After the last refactoring, our performance increased by about 30%.
Repeat the traversed
Detecting changes OnPush does not always behave as we expect. Change detection is invoked for the subtree of this component, not only when the input data of this component changes, but also when an event occurs in this component.
In addition, we learned the difference between clean pipes and memoization, and the difference between corresponding caching mechanisms. Understood the concepts of purity and referential transparency, taken from functional programming.
Finally, we looked at how the Differ objects and the TrackByFn function work. And they remembered that using other TrackByFn, which are different from this one by default, can only decrease performance.
As a conclusion, we can say that there is no magic bullet for optimizing performance. You need to understand very well how the component tree and the data with which we work are arranged, and, based on this, apply optimizations that are specific to our application.

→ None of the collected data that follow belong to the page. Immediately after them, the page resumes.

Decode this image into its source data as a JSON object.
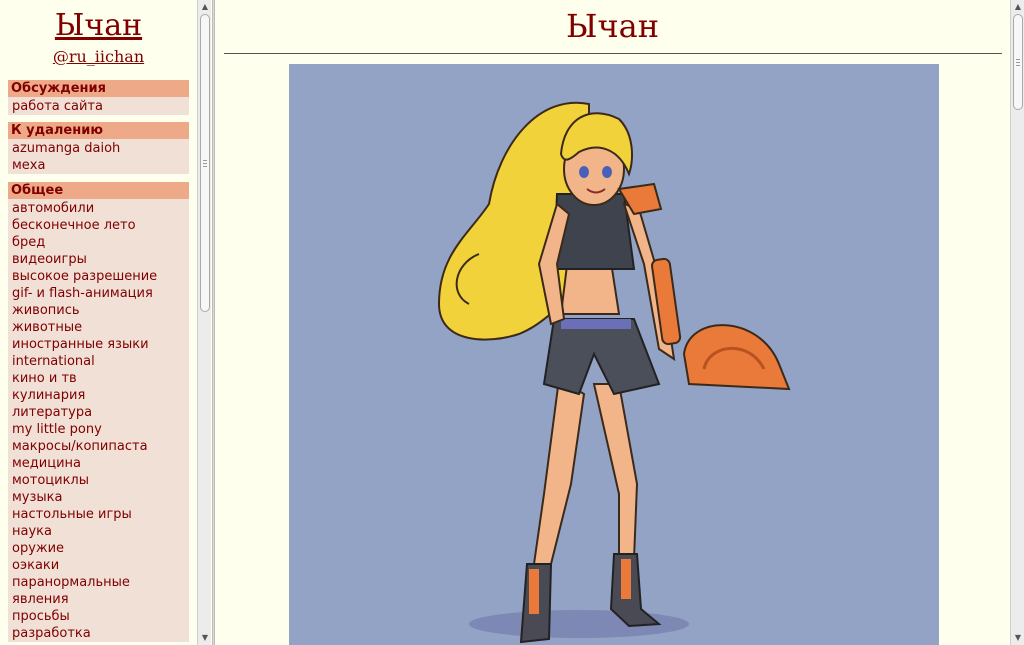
{
  "sidebar": {
    "site_title": "Ычан",
    "site_handle": "@ru_iichan",
    "sections": [
      {
        "header": "Обсуждения",
        "items": [
          "работа сайта"
        ]
      },
      {
        "header": "К удалению",
        "items": [
          "azumanga daioh",
          "меха"
        ]
      },
      {
        "header": "Общее",
        "items": [
          "автомобили",
          "бесконечное лето",
          "бред",
          "видеоигры",
          "высокое разрешение",
          "gif- и flash-анимация",
          "живопись",
          "животные",
          "иностранные языки",
          "international",
          "кино и тв",
          "кулинария",
          "литература",
          "my little pony",
          "макросы/копипаста",
          "медицина",
          "мотоциклы",
          "музыка",
          "настольные игры",
          "наука",
          "оружие",
          "оэкаки",
          "паранормальные",
          "явления",
          "просьбы",
          "разработка"
        ]
      }
    ]
  },
  "main": {
    "title": "Ычан"
  },
  "colors": {
    "background": "#ffffee",
    "link": "#800000",
    "menu_header_bg": "#eeaa88",
    "menu_list_bg": "#f0e0d6",
    "banner_bg": "#93a3c5"
  },
  "icons": {
    "scroll_up": "scroll-up-arrow",
    "scroll_down": "scroll-down-arrow"
  }
}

And, of course, it is necessary to apply the solutions proposed to us by Computer Science.
On them it is possible to get acquainted with the described topics in more detail. The first article describes the detection of OnPush changes in Angular, the second deals with clean pipes and referential transparency, and the third about Angular Differs. In addition, there is a slightly more detailed version of the Angular performance checklist. It describes how to customize the detection of changes.
Minute advertising. If you liked this report from the previous HolyJS, please note: on May 19-20, HolyJS 2018 Piter will pass. And also pay attention to the fact that from May 1 the ticket price will increase, so now is the time to decide!